Every onboarding tweak she wanted, a reworded tooltip, one more step, a nudge for users who stalled, was a ticket. The tour lived in the codebase, so changing it meant a pull request, a review, and a deploy. A one-word copy fix took three days and two other people.
The empty room
New users signed up and hit a blank slate. A meaningful share never came back. The team knew the shape of the problem, activation, but the fix always felt like real work: design the flow, get eng to build it, wait for the release train. So the empty room stayed empty, quarter after quarter.
The uncomfortable truth was that onboarding is content, not infrastructure. It changes weekly. It should never have been coupled to the deploy pipeline in the first place.
Onboarding that needs a deploy
Hand-built tours rot in a specific way. Someone renames a CSS class or moves a button, and the tour that pointed at it silently breaks. Nobody notices until a user reports a tooltip floating in empty space. The tour that was supposed to reduce support load quietly became a source of it.
And because every change was a deploy, iteration died. Nadia had a list of onboarding experiments she wanted to run. She ran none of them, because each one cost an engineer a day.
Flows that trigger themselves
She moved onboarding out of the codebase. A guided flow now lives in the dashboard as its own thing: it fires on its own when the trigger matches, a URL like /app/*, a tracked event like project.created, or a manual call from her own code. No update to attach it to, no deploy to change it.
Each flow carries its own audience and its own frequency. Show the welcome tour to new users only, once. Show the “you have not tried this yet” nudge to returning users who never fired the event. The rules that used to be scattered across custom code now sit next to the copy they govern.
Bind once, don’t break
The refactor problem got solved once, at the source.
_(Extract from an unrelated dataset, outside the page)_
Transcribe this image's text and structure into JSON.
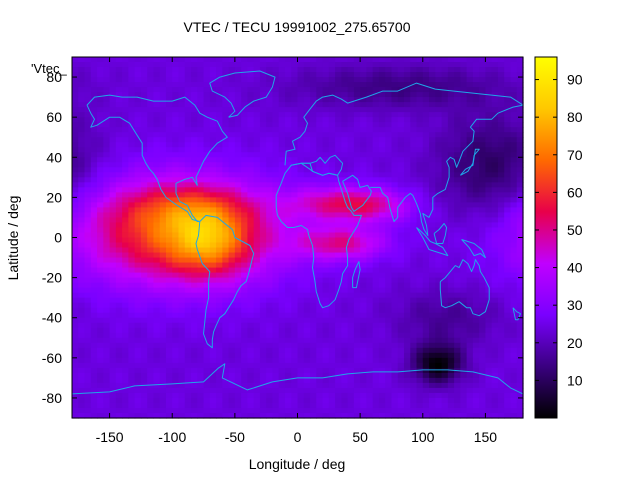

Instead of pointing steps at brittle CSS selectors, the flow points at named elements the app registers: signalpad.registerElement("invite-btn", ref). Move the button, restyle it, wrap it in three new divs. As long as the ref is still registered, the tour still lands. The binding survives the rewrite.
| What you do | Hand-built | Signalpad |
|---|---|---|
| Change the copy | Ship a deploy | Edit in the dashboard |
| Target by plan or segment | Custom code | Built in |
| Trigger on a page or event | Custom code | Built in |
| Survive a UI refactor | Usually breaks | Bound to registered elements |
| Measure completion | A separate tool | Built-in funnel |
The activation curve
Because the same system runs the tour and watches the events, every flow has a funnel: started, each step, completed. When a step bleeds users, Nadia can see exactly which one, and fix the copy that afternoon without asking anyone. Onboarding finally moved at the speed of the person who owns it.
“The tour used to be a quarterly project. Now it’s a Tuesday.”
That is the whole shift. Onboarding stopped being something engineering builds and started being something the product team runs, changes, and measures on its own.